Julho acaba e partimos para o Minho, Viana do Castelo. Vamos todos em dois carros: seis crianças, um cão e a bicicleta. A casa de pedra espera, o milho cresceu à altura de gente, as latadas de vinha fazem sombra na pedra.

O Minho é exuberante e é-o na forma como se faz verde entre a chuva, o nevoeiro e o frio.


Silêncio das coisas
Esta, é para o Nuno Vargas

A casa é de pedra antiga, das pedras que foram outrora as pedras da aldeia que morreu na pneumónica do princípio do século XX, tem uma latada de vinha tão antiga quanto ela a qual faz a sombra de Julho. O tempo está quente. A mesa fica à porta da cozinha e quase toda a vida se senta por ali.

Ao entardecer ouve-se a Avé Maria do auto-falante da igreja e o ladrar dos cães da freguesia. Fumo ali o último cigarro da noite, ouço os grilos e o silêncio profano da terra. Às vezes fico quieta de pensamento, outras fico quieta de nada. Às vezes cai um limão ao chão e na noite, aquela é toda a gravidade do mundo.

Junto á porta da cozinha existem dois limoeiros e uma macieira. A fruta exala um perfume doce. O silêncio ás vezes é vagar e perfume outras, um tédio quase triste.



Alegria das coisas
Para a Vera, Rita, André, Filipe, Teresa e Isabel

A mim o mundo parece-me pequeno e confinado aos muros de pedra. A eles, o mundo cresce infinito nos esconderijos que criam, na tenda que montam e na rede onde descansam das histórias. Vivem os dias na rua, descalços, fantasiosos, cheios de histórias e mistérios para desvendar. Para eles ali se fazem mundos e em bando se vive a alegria fácil e quente do verão.

Um dia, suspeito, a memória terá cheiro de limoeiro e aventura.


Vagar das coisas

Dormimos muito e até tarde. Escolho repetidamente aquele lugar do mundo pequeno para deixar o descanso entrar em mim até ao osso. Como uma brisa que se faz devagar. Depois faço-lhes limonadas, bolos e doce de fruta que caiu ao chão. Leio, leio muito.

“Baía dos Tigres” de Pedro Rosa Mendes. Fantástico. Muito, muito bom.

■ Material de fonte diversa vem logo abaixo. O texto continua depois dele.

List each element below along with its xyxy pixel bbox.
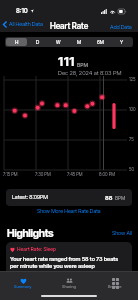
button[interactable]: Browse tab	[92, 272, 138, 293]
staticText: 6M	[97, 39, 104, 45]
staticText: Sharing	[62, 284, 76, 289]
staticText: Your heart rate ranged from 58 to 73 bea…	[10, 255, 127, 269]
button[interactable]: Y	[111, 38, 132, 46]
button[interactable]: 6M	[90, 38, 111, 46]
button[interactable]: M	[69, 38, 90, 46]
staticText: W	[56, 39, 61, 45]
staticText: 100	[129, 107, 136, 112]
staticText: H	[15, 39, 19, 45]
staticText: Summary	[14, 284, 32, 289]
staticText: 111	[58, 54, 75, 69]
button[interactable]: Add Data	[104, 25, 138, 32]
button[interactable]: H	[6, 38, 27, 46]
staticText: Add Data	[110, 24, 132, 31]
staticText: Highlights	[7, 227, 54, 239]
button[interactable]: D	[27, 38, 48, 46]
staticText: Y	[120, 39, 124, 45]
staticText: Heart Rate	[50, 21, 89, 31]
staticText: Show More Heart Rate Data	[37, 208, 101, 214]
button[interactable]: Latest: 8:09PM	[6, 189, 132, 206]
staticText: 8:00 PM	[99, 172, 115, 177]
staticText: Dec 28, 2024 at 8:03 PM	[58, 69, 122, 76]
button[interactable]: W	[48, 38, 69, 46]
button[interactable]: Show More Heart Rate Data	[33, 207, 105, 215]
button[interactable]: All Health Data	[0, 19, 47, 32]
staticText: 50	[129, 167, 134, 172]
staticText: M	[77, 39, 82, 45]
staticText: 75	[129, 137, 134, 142]
staticText: 125	[129, 77, 136, 82]
staticText: Browse	[108, 284, 122, 289]
button[interactable]: Sharing tab	[46, 272, 92, 293]
staticText: Heart Rate: Sleep	[17, 246, 57, 252]
button[interactable]: Heart Rate: Sleep	[6, 242, 132, 282]
staticText: BPM	[77, 62, 89, 68]
staticText: 8:10	[16, 7, 28, 15]
staticText: D	[36, 39, 40, 45]
staticText: 7:15 PM	[3, 172, 18, 177]
staticText: Show All	[112, 230, 132, 237]
staticText: 88	[105, 194, 113, 201]
staticText: BPM	[115, 195, 126, 201]
staticText: All Health Data	[9, 21, 43, 28]
staticText: 7:30 PM	[35, 172, 51, 177]
button[interactable]: Show All	[106, 230, 138, 237]
staticText: Latest: 8:09PM	[12, 194, 48, 201]
button[interactable]: Summary tab	[0, 272, 46, 293]
staticText: 7:45 PM	[67, 172, 83, 177]
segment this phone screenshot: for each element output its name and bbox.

Já me tinham falado e eu sem o saber nas estantes cá de casa.

“ Já não me lembrava – os delírios da K” do Carlos Quevedo, em jeito solto e aleatório.

“A matemática das coisas” do Nuno Crato. Que saudades tinha de quem me falasse assim da matemática... o Nuno é um excelente comunicador e consegue, como muito poucos, falar com rigor de coisas complicadas em jeito acessível e bonito. Um homem de linguagens. Passo sempre os olhos pelas crónicas semanais do Expresso mas assim concentrado, em livro de capa sabe muito, muito melhor. Leitura gostosa a quem roubei parte do título deste post numa equação de pequenos prazeres.

Mas à quem se levante cedo, muito cedo, vá deixar as ovelhas ao campo e parta depois de bicicleta. Pelos montes áridos desde Viana até Vila Praia de Âncora, lá pela terra dos garranos livres, e desça até ao mar. O milho cresce quase até à areia, fronteira o mar.


Dizer das coisas

Viemos a casa lavar a roupa que trás terra, cheiro a limão e silêncio. Não tarda partimos. Para um lugar que não sabemos, longe do mar. Ainda não chegou o tempo do mar salgado.